Learning To Love You More




Assignment #53
Give advice to yourself in the past.

Los Angeles, California USA



Advice to Violette at age 5:
1. Don't start biting your fingernails.
Advice to Violette at age 6:
2. It feels wrong because it is wrong. Put your (tiny) foot down.
Advice to Violette at age 9:
3. Stealing 20s out of Mom's wallet is wrong. Don't do it...even if you do only use it to buy G.I. Joes for Mark and Carl.
Advice to Violette at age 10:
4. Let Carl play with Aaron and you. He's younger and looking for social guidance; ostracism will only hurt him more.
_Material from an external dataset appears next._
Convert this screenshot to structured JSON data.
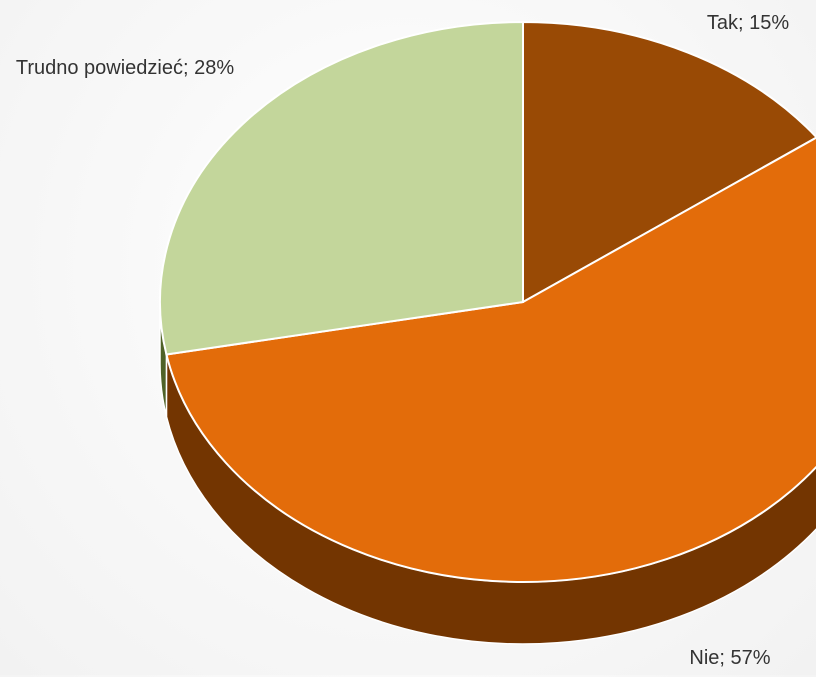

Whatever you don't, don't tetherball slap him across the face.
Advice to Violette at age 13:
5. You're an ultra gawky and unattractive teenager. All of your attempts to counteract that fact will only cause you to look more ridiculous. Rock it, accept it, and get on with it.
Advice to Violette at age 19:
6. I won't ask you to stop drinking, but please stop hooking up with all those boys. Most of them will never care about you. Take pity on the ones that do (especially Philip, Anthony and David).
Advice to Violette at age 20:
7. Enjoying Europe does not have to include sleeping with as many different nationalities as possible. Start asking yourself why you live this pattern.
Advice to Violette at age 21:
8. Stop drinking rum out of a burgundy university mug and chasing it with Kosher grape juice on the balcony of your parents' house. You're wasting a beautiful So-Cal summer.
Advice to Violette at age 22:
9. For God's sake, woman, BUY THE MORNING AFTER PILL after that weekend in April!
Advice to Violette at age 23:
10. Your false optimism about all of it was...ummm...false. You'll spend this year yearning for him, and you will break up anyway on a sunny afternoon in the fall from 3,000 miles away. Oh, and he wasn't taking your calls because he was with another woman. You reap what you sew. At least you've finally learned some optimism!
Advice to Violette at age 24:
11. You're only a worthless secretary for as long as you let yourself be a worthless secretary. Please quit. Please? And stop biting your fingernails. How old are you, 5???!!!